Ma, assieme a questo, avevano la
consapevolezza che, se inattaccabile era la fede, attaccabilissimi
erano i gestori della stessa. In altri termini ce l’avevano a
morte con le corrotte gerarchie ecclesiastiche e col monopolio
monastico sull’istruzione.
Nasce così il movimento dei Goliardi
(questo il nome di quella corrente culturale) che si dedicò oltre
che ad ampliare la platea dei colti, con l’istituzione delle prime
università laiche, anche alla ricerca di documenti che
contenessero la volontà di comunicare, raccontare, divertire,
istruire, ammonire. Rivolgevano i loro canti poetici ad una platea
colta con questo raffinato mezzo di comunicazione, sentendolo
quale dovere davanti agli uomini ed a Dio.
I Carmina Burana sono la raccolta di
circa 200 di tali documenti suddivisi in quattro sezioni: Carmina
versis et amoris, Carmina potatorum, Carmina moralia e Carmina
divina e gli argomenti spaziano dall’erotico, al ludico, al
moraleggiante, al divino.
Angelo Rusconi, presentando una
splendida versione discografica dei Carmina (Modo Antiquo diretto
da Bettina Haffmann) così li commenta: “Certamente può apparire
più suggestivo, ad esempio, sottolineare gli aspetti ludici e,
almeno apparentemente, scanzonati: non vanno però dimenticate
l’aperta polemica contro la corruzione delle istituzioni laiche ed
ecclesiastiche e la rilevante presenza di poesie religiose,
perfettamente ortodosse. Peraltro, nelle stesse poesie giocose,
dietro le espressioni forti, irriverenti, scurrili, realistiche,
si proietta talvolta non soltanto lo spirito del divertimento e
della trasgressione ma anche la disperazione interiore. Nel vino,
nel sesso, nel gioco, si stordisce lo spirito che ha perso ogni
illusione: tutto è inganno, corruzione, menzogna. Le vicende dei
viventi sono governate dal caso cieco e dalla fortuna.”
E prosegue: “In proposito, gli
autori delle poesie raccolte nel manoscritto di Benediktbedern,
rivelano la loro appartenenza a ceti di alto livello culturale.
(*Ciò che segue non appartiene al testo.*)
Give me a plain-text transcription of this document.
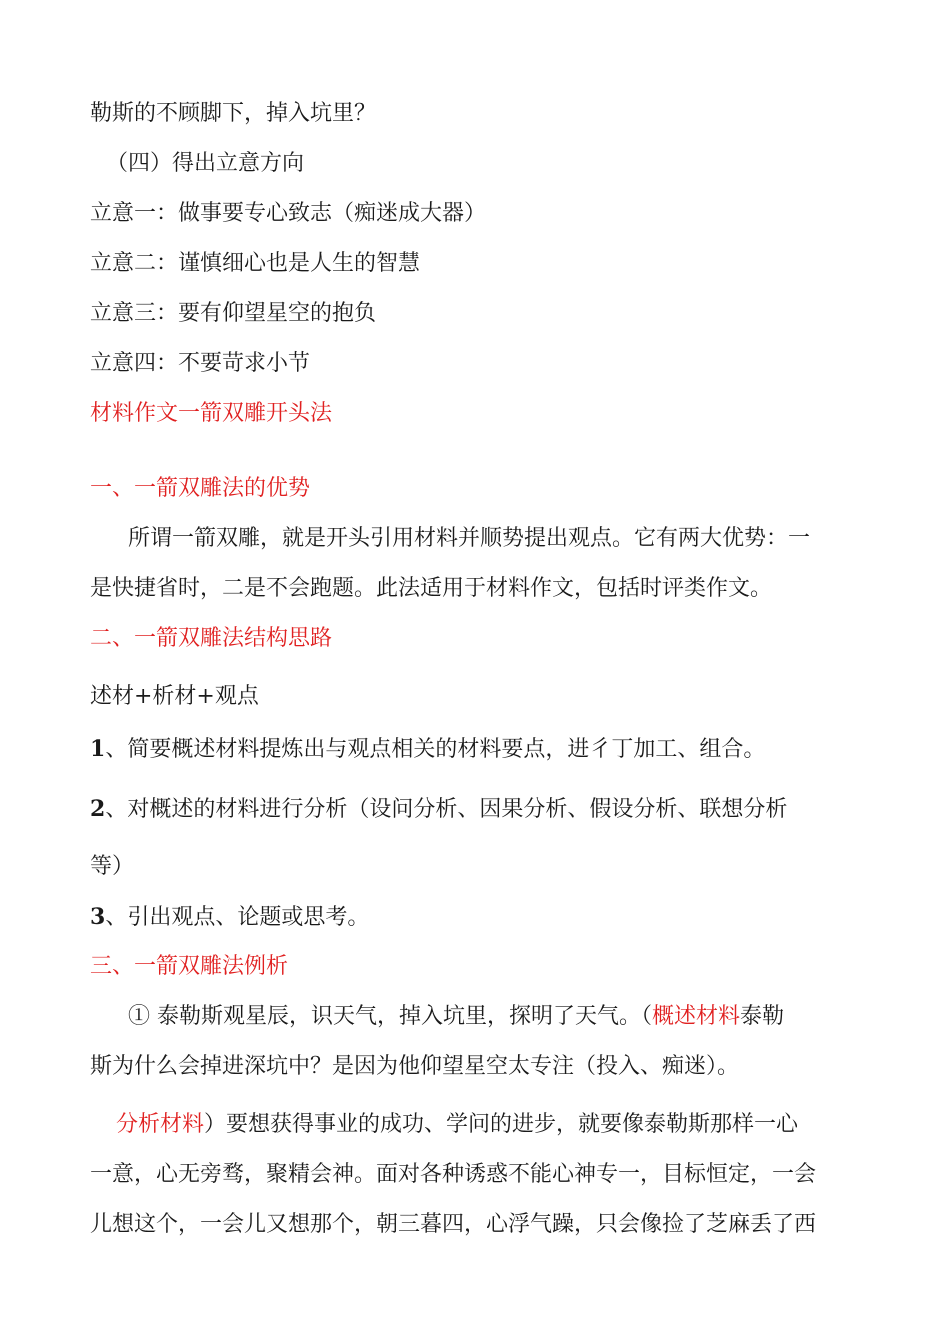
勒斯的不顾脚下，掉入坑里？
（四）得出立意方向
立意一：做事要专心致志（痴迷成大器）
立意二：谨慎细心也是人生的智慧
立意三：要有仰望星空的抱负
立意四：不要苛求小节
材料作文一箭双雕开头法
一、一箭双雕法的优势
所谓一箭双雕，就是开头引用材料并顺势提出观点。它有两大优势：一
是快捷省时，二是不会跑题。此法适用于材料作文，包括时评类作文。
二、一箭双雕法结构思路
述材+析材+观点
1、简要概述材料提炼出与观点相关的材料要点，进彳丁加工、组合。
2、对概述的材料进行分析（设问分析、因果分析、假设分析、联想分析
等）
3、引出观点、论题或思考。
三、一箭双雕法例析
① 泰勒斯观星辰，识天气，掉入坑里，探明了天气。（概述材料泰勒
斯为什么会掉进深坑中？是因为他仰望星空太专注（投入、痴迷）。
分析材料）要想获得事业的成功、学问的进步，就要像泰勒斯那样一心
一意，心无旁骛，聚精会神。面对各种诱惑不能心神专一，目标恒定，一会
儿想这个，一会儿又想那个，朝三暮四，心浮气躁，只会像捡了芝麻丢了西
La
ricchezza della versificazione, la copia delle citazioni e delle
allusioni alla letteratura classica e religiosa, la ricercatezza
del lessico e il talora sovrapporsi delle immagini, rivela, senza
ombra di dubbio, che questa non è poesia popolare. Si tratta di
una produzione i cui autori sono in possesso della più raffinata
cultura contemporanea, sia in lingua latina sia in volgare.”
I Goliardi, il movimento
intellettuale al quale si attribuisce gran parte dei Carmina
Burana, nascono proprio dal rinnovamento sociale e culturale del
XII secolo e , di questo, sono importante soggetto catalizzatore.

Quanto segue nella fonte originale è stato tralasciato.